Love for literature did not necessarily a career as a teacher-scholar make.  While having a developmentally disabled child was a huge challenge to that career, and to ordinary life, it may have also allowed her to speak the things to herself that many people feel but do not act on.

I would sit in interminable department or all-college faculty meetings where minutiae would be debated for hours, people got up in arms about the smallest matters, and both the bickering and the venom bore no relation to what was really at stake....Once I got to Vassar, I no longer had the anxiety about the unknown, but a new problem emerged; I realized that I had been so fixated on the elusive brass ring of a tenure-track job that I hadn't faced the fact that I wasn't truly suited to scholarship.....I knew what I had to do to get tenure, but I couldn't bring myself to do it.

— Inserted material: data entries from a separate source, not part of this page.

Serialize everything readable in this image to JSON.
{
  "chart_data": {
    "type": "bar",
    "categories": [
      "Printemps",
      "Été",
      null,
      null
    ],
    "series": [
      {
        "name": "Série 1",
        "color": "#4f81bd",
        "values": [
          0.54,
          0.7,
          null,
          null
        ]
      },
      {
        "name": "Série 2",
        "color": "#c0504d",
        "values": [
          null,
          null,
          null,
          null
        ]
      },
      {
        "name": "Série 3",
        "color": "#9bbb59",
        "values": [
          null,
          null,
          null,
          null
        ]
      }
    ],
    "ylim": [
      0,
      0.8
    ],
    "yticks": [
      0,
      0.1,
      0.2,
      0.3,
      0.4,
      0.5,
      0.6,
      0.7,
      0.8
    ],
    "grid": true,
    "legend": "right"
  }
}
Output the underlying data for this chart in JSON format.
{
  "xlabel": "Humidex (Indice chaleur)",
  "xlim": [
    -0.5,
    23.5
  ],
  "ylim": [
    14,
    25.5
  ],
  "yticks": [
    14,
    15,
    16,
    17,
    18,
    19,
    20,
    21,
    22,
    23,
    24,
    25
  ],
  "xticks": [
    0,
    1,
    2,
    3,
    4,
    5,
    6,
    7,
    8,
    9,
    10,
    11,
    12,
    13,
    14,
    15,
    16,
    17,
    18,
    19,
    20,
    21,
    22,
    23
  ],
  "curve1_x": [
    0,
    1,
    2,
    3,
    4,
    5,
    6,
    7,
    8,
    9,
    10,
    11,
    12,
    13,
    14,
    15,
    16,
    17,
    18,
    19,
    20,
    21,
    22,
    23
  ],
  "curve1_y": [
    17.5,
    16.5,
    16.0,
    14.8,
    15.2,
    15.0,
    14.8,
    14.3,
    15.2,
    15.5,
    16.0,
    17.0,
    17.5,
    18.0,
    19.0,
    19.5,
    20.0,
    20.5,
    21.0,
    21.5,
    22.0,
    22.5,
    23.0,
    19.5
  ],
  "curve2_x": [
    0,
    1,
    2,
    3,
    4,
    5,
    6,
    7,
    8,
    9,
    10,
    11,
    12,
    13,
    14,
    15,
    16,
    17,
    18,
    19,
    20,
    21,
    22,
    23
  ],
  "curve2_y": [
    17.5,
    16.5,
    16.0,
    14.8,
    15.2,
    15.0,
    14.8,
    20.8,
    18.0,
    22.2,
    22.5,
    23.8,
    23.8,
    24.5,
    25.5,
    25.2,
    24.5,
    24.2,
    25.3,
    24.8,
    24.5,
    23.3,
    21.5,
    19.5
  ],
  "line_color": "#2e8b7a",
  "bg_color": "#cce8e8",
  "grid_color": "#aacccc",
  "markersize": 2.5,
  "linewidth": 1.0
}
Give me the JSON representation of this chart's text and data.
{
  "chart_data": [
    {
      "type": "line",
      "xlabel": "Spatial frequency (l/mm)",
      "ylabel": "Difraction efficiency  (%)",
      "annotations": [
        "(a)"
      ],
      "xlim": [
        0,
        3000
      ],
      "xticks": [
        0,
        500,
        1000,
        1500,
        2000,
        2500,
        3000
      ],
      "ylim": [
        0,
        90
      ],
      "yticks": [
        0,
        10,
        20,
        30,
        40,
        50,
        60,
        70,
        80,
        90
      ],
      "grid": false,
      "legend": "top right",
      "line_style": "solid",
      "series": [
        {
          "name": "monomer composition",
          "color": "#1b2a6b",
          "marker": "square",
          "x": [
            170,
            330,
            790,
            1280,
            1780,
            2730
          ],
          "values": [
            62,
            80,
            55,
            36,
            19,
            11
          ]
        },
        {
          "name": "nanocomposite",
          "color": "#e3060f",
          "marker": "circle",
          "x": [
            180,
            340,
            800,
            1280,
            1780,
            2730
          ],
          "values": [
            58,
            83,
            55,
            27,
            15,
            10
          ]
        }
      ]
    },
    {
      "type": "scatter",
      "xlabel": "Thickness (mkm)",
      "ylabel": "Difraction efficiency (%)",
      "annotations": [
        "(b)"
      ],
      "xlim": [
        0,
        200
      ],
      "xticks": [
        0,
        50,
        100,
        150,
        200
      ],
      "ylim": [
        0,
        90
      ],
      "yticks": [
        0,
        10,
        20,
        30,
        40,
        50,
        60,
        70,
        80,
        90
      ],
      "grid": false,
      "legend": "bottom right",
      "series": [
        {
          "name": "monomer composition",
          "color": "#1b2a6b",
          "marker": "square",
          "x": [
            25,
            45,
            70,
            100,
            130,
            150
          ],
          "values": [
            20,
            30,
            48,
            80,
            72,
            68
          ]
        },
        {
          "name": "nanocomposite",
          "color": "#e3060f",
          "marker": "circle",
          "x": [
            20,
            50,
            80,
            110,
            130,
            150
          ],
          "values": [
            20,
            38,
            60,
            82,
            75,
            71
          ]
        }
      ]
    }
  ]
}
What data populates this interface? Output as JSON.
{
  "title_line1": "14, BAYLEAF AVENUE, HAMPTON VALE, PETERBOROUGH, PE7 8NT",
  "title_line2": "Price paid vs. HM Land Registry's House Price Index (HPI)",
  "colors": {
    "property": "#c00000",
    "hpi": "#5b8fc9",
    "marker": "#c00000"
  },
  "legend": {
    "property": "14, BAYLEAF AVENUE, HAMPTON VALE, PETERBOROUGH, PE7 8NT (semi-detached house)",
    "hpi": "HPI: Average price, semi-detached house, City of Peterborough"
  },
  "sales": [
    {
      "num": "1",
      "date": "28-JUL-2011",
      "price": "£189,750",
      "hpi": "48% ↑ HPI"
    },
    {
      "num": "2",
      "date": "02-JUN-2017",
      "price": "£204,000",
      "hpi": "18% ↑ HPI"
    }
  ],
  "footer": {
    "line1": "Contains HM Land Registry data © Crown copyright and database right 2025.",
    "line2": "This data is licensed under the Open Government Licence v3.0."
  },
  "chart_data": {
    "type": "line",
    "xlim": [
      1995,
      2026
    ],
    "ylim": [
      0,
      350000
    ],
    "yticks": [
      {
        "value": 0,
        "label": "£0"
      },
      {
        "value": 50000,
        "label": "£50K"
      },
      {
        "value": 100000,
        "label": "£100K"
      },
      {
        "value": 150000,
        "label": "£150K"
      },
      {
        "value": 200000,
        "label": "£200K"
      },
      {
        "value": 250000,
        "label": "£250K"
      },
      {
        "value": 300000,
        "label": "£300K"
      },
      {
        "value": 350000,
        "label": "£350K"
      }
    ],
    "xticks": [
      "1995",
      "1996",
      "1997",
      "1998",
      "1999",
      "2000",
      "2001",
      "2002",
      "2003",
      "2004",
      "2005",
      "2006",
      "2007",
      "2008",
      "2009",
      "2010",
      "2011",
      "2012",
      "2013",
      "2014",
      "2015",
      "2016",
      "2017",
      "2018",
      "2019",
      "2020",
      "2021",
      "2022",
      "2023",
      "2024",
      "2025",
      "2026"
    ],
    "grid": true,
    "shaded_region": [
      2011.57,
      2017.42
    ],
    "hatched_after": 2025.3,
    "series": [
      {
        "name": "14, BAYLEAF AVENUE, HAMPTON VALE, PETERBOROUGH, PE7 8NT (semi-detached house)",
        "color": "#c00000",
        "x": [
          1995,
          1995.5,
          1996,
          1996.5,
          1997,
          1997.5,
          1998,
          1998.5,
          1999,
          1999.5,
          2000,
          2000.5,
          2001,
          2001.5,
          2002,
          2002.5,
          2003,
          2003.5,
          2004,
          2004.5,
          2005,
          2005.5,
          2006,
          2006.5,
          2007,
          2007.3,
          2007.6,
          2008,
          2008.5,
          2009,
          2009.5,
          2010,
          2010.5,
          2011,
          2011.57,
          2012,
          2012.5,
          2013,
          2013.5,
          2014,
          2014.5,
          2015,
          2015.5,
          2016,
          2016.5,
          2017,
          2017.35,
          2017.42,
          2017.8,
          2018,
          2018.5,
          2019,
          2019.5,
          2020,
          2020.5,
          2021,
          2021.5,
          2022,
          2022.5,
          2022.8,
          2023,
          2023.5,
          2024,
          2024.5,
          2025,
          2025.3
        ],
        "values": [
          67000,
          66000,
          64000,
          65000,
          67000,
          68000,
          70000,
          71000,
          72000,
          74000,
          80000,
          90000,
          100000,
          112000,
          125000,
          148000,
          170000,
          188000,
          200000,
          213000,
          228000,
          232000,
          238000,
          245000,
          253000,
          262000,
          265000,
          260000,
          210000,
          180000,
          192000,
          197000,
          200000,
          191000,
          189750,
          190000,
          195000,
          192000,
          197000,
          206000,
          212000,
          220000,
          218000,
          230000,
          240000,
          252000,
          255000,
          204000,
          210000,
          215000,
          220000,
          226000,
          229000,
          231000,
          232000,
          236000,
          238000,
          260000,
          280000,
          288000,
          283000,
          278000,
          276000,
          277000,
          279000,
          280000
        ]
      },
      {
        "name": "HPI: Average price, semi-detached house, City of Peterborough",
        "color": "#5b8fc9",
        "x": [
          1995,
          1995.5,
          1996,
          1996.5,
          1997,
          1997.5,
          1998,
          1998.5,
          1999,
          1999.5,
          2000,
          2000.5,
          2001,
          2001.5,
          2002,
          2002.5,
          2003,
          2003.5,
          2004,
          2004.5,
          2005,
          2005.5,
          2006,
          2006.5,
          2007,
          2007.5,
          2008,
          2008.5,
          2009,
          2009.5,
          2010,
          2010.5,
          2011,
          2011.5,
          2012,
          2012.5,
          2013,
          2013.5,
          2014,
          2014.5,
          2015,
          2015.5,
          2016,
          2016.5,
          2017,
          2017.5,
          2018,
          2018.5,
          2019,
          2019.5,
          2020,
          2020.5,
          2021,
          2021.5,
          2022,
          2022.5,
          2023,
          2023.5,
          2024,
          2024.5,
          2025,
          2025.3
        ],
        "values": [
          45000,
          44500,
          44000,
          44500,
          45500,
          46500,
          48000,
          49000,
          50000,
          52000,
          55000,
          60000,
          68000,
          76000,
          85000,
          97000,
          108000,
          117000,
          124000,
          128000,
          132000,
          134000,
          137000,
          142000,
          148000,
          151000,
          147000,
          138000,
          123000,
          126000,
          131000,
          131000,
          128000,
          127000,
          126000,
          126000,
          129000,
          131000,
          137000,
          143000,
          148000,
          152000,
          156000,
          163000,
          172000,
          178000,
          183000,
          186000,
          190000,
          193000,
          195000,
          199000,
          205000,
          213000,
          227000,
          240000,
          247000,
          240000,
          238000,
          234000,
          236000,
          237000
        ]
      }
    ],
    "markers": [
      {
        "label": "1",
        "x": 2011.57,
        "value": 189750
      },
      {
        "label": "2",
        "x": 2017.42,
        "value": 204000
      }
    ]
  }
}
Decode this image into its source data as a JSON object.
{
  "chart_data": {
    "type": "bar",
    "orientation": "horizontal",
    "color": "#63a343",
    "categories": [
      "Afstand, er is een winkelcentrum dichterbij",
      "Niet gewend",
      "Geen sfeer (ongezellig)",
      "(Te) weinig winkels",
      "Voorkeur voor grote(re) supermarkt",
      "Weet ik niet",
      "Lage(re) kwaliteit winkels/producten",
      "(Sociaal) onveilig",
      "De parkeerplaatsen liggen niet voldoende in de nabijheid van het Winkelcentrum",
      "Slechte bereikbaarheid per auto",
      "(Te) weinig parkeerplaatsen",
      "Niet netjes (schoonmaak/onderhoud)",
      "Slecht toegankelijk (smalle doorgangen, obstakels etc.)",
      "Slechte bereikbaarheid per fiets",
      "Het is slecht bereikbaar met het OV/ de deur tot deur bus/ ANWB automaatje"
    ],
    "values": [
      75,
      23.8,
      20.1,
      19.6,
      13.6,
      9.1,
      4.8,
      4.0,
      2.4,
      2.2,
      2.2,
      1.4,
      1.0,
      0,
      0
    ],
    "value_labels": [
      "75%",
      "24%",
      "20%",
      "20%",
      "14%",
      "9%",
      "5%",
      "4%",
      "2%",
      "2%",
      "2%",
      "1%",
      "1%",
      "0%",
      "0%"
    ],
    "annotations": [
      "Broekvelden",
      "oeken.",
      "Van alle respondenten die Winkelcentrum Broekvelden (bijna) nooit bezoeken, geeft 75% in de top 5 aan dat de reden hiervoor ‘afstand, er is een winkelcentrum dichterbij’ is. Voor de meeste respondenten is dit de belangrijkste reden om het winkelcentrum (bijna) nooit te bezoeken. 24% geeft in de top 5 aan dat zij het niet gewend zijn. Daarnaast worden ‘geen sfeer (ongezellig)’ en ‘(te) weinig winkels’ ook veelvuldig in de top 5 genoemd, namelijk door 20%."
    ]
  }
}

So she chucks it, moving to New York to have another literary life:

...it felt good to write to the head of the Vassar English Department and tell him I'd decided to leave academia after the coming year's teaching responsibilities were over; the father of a special needs child himself, he accepted my decision with great graciousness and understanding.  Stepping off that tenure track felt like an enormous liberation, and I looked forward to beginning at the literary agency the following summer.

Gilman's book is a must-read for anyone interested in disability studies, and a thoughtful, third wave feminist meditation on mothering, work, and the work of mothering.  But it is also worthwhile for those who have made academic careers, and are beginning to wake up in the middle of the night and wonder how they got there; those on the path to a scholarly career who may or may not have come to grips with the realities of why they want it; and those who cherish the reality of scholarly life in all its parts but have found the path to a tenure-track job frustratingly foreclosed by the poor job market.  Under what circumstances is it OK to change your mind?  Under what circumstances is it possible to live out your dream in another way?  While a special needs child might force those choices, or clarify such decisions, for any one individual, they are good questions for all of us to ask ourselves as we do the ongoing work of making a life.